What is Fashion?

I love fashion. I especially love tailored suiting. There’s something special about a suit that’s all your own.

I recently saw these two photos. Notice the tucked tie. Neat! (Credit to The Sartorialist and The Sartorially Inclined.)

So what? Nothing really, except this: My first thought of “too much of a pose” has now turned to “hmm, I might actually like this.”

Fashion is fluid. It changes as you change. I wouldn’t have taken to this look but it’s growing on me. What does that say about me?

My favorite jacket is a toirtoise green, Costume National leather biker jacket. But I didn’t wear it for a full year after I bought it. Why? Because I actually thought it was “too cool” for me. I couldn’t genuinely wear it, so I never did. But I love it now. Its only when I appropriately saw it as something that spoke to me at a real level that I took to it. Like the jacket, the tucked tie is in that early stage.

“Real level?” Sounds like horseshit, right? Fashion is surface. Fashion is superficial. Right?

Something changed in me the moment I put on a suit for the first time in my life. It made me feel powerful. It made me feel important. It made me feel good about myself. But most importantly, it made me feel something. And that something was emotional.

I never knew before then that clothing could do that. That clothing, at a certain level, could create an emotional experience. And if you haven’t had that experience with clothing, it’s hard to see the emotional landscape that exists beneath the surface, and therefore to appreciate it.

But that landscape exists all around us. That shirt you wore when you were 15 that represents all that was true and dramatic the summer you wore it and how it all comes back to you when you put it on again. How choosing what you wear every morning is a form of self-expression. How the handmade dress your mom gave you creates a link back to her past. Or the silk scarf your dad always wore that you wear now–the dad that’s not here in this world anymore.

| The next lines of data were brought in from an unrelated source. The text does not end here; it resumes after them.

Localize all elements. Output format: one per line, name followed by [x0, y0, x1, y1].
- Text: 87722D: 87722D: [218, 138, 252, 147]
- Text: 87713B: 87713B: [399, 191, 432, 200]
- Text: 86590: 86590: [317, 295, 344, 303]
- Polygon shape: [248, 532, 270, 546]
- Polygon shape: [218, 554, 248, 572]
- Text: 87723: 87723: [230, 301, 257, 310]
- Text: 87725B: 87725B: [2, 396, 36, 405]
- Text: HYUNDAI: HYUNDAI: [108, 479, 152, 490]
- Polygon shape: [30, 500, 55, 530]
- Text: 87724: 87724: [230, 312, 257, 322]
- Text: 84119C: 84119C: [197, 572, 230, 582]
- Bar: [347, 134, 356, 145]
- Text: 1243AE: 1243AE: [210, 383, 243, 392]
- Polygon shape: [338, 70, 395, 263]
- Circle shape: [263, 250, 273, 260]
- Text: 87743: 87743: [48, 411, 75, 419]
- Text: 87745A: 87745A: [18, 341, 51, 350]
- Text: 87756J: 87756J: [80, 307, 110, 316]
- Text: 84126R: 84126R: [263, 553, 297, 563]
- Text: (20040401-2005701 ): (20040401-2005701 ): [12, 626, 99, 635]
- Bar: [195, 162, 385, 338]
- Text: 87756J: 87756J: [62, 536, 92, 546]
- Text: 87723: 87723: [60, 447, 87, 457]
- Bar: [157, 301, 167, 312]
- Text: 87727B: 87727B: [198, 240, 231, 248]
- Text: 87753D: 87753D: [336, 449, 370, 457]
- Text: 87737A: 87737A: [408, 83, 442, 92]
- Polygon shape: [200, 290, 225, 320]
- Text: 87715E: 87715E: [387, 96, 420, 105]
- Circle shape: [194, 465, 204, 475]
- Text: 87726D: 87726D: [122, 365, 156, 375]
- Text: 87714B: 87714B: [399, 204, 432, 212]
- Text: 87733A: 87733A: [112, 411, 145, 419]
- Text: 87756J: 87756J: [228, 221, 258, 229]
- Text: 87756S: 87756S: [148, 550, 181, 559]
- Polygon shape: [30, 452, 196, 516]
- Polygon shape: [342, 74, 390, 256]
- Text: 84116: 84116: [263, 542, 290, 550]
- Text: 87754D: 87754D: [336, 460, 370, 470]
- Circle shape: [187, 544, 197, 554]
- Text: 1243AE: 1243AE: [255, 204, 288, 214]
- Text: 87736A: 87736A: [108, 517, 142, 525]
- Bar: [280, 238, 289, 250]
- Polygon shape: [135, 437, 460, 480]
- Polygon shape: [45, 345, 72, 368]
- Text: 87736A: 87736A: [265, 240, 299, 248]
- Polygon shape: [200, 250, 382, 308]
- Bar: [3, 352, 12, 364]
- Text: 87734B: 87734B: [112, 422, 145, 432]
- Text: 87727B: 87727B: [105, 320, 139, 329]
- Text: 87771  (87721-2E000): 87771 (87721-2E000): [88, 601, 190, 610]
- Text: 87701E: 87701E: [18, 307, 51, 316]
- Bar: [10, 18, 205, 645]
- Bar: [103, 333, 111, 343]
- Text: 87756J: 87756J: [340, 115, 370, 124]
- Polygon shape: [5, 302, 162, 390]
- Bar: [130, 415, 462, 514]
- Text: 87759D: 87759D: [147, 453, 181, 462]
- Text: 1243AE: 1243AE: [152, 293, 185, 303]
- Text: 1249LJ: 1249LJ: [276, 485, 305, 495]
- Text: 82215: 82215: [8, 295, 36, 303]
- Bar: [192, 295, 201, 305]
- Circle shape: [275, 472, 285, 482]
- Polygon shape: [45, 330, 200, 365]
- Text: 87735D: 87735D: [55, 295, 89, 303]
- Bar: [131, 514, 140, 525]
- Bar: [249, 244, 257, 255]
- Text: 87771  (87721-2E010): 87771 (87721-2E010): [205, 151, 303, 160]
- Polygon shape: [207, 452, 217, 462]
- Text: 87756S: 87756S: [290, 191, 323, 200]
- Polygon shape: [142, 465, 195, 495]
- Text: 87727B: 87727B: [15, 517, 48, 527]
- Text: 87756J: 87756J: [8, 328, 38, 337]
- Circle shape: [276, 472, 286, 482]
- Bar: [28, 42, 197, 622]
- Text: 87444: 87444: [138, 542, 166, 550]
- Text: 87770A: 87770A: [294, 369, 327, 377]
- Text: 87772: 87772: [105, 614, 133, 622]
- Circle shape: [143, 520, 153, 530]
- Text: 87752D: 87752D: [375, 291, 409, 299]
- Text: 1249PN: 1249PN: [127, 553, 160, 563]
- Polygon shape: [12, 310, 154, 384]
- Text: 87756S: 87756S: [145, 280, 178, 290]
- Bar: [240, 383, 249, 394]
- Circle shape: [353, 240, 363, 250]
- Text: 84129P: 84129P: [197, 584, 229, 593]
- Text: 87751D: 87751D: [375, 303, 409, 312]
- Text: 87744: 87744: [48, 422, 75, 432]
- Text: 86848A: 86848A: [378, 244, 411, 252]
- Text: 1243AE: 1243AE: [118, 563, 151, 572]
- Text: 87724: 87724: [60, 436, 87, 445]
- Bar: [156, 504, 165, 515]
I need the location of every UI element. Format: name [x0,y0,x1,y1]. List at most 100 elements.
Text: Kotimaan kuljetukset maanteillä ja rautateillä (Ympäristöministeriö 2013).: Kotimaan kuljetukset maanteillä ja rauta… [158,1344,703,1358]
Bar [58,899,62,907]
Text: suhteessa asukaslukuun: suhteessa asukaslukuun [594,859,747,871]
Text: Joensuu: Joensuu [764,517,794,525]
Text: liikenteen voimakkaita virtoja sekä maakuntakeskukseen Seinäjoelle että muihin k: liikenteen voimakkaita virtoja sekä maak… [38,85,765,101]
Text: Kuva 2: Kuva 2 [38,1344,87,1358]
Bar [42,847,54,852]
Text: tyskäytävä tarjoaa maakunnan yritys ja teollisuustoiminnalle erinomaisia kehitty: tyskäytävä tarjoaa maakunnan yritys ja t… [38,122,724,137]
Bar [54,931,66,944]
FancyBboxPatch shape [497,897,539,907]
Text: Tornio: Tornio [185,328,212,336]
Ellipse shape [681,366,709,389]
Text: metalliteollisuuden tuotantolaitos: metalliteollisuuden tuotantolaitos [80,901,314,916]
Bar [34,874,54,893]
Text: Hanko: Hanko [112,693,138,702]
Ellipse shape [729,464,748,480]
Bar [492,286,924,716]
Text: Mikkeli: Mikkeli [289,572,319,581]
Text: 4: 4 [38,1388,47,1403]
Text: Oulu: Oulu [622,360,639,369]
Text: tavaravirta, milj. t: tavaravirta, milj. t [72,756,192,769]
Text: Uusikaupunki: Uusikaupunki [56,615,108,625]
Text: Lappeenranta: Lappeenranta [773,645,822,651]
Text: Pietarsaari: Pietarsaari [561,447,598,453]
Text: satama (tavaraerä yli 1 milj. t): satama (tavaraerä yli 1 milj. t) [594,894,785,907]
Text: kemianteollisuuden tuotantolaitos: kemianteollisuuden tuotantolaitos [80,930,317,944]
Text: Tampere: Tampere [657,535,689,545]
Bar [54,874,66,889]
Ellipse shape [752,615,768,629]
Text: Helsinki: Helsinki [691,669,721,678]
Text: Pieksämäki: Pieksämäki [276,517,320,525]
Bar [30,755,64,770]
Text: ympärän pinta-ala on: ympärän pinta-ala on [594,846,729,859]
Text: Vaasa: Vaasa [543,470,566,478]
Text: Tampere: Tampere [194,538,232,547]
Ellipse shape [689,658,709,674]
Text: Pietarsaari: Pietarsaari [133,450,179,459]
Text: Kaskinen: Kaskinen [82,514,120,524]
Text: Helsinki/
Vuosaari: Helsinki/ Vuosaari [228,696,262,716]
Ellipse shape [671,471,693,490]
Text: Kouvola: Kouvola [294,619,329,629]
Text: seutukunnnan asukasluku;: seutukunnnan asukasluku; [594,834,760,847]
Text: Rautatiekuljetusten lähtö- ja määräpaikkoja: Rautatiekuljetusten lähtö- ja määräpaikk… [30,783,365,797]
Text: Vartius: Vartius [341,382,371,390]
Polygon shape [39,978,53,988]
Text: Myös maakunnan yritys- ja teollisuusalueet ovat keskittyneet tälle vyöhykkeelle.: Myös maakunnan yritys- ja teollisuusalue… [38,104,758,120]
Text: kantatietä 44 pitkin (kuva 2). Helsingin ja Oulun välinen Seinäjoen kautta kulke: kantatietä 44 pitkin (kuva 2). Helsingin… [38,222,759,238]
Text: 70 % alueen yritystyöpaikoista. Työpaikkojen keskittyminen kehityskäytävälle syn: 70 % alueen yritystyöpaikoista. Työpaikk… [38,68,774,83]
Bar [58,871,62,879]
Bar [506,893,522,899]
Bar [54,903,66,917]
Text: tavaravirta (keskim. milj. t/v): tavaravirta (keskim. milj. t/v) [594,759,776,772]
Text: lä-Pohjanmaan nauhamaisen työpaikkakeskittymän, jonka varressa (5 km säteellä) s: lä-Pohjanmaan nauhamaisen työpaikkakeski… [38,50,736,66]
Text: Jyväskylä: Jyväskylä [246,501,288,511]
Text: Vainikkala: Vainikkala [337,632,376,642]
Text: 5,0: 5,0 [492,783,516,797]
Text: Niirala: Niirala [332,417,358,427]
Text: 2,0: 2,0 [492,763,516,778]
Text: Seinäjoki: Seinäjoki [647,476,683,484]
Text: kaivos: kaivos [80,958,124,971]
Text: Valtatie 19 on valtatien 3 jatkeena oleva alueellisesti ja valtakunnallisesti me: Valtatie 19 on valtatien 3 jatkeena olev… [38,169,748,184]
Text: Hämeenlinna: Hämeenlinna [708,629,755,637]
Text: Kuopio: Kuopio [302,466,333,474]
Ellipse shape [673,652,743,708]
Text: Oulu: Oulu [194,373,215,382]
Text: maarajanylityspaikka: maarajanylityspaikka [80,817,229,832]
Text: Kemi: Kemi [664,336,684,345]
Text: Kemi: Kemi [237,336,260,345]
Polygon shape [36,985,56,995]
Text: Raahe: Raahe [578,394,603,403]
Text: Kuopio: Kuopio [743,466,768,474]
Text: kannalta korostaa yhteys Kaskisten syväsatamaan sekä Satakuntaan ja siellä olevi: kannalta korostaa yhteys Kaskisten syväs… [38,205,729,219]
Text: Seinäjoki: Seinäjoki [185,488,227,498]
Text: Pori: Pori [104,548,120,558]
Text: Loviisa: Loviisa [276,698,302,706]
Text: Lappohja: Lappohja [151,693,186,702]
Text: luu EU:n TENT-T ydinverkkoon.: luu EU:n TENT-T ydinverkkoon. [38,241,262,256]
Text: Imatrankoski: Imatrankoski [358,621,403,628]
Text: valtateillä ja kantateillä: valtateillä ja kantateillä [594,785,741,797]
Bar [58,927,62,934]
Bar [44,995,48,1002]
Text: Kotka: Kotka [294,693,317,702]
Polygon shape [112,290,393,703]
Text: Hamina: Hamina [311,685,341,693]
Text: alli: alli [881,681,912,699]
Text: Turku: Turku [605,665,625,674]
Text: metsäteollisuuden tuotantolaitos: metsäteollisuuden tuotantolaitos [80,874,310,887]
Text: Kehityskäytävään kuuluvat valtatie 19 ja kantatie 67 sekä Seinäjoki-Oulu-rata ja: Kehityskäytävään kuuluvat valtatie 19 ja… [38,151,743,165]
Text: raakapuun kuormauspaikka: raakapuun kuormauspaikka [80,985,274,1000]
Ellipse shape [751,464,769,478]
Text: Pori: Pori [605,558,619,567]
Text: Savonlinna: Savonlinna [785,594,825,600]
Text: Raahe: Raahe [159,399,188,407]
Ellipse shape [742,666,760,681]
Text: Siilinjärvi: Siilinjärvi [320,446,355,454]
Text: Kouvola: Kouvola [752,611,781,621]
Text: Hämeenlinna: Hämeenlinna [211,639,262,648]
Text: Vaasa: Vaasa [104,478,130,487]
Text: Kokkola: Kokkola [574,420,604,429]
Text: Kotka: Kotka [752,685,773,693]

Yes, yes, you don’t need fashion and clothing and all these things in the way you need air or water or your friends and family. This is true. But as I see it, you are born and then you die, and if you’re lucky, you can say during the time in-between, Hey I felt something that time and it spoke to me. I believe there’s value in human experience, and in that experience alone.

I hope one day to meld my interests in technology and fashion. I’d love to give others the chance to feel those things, too.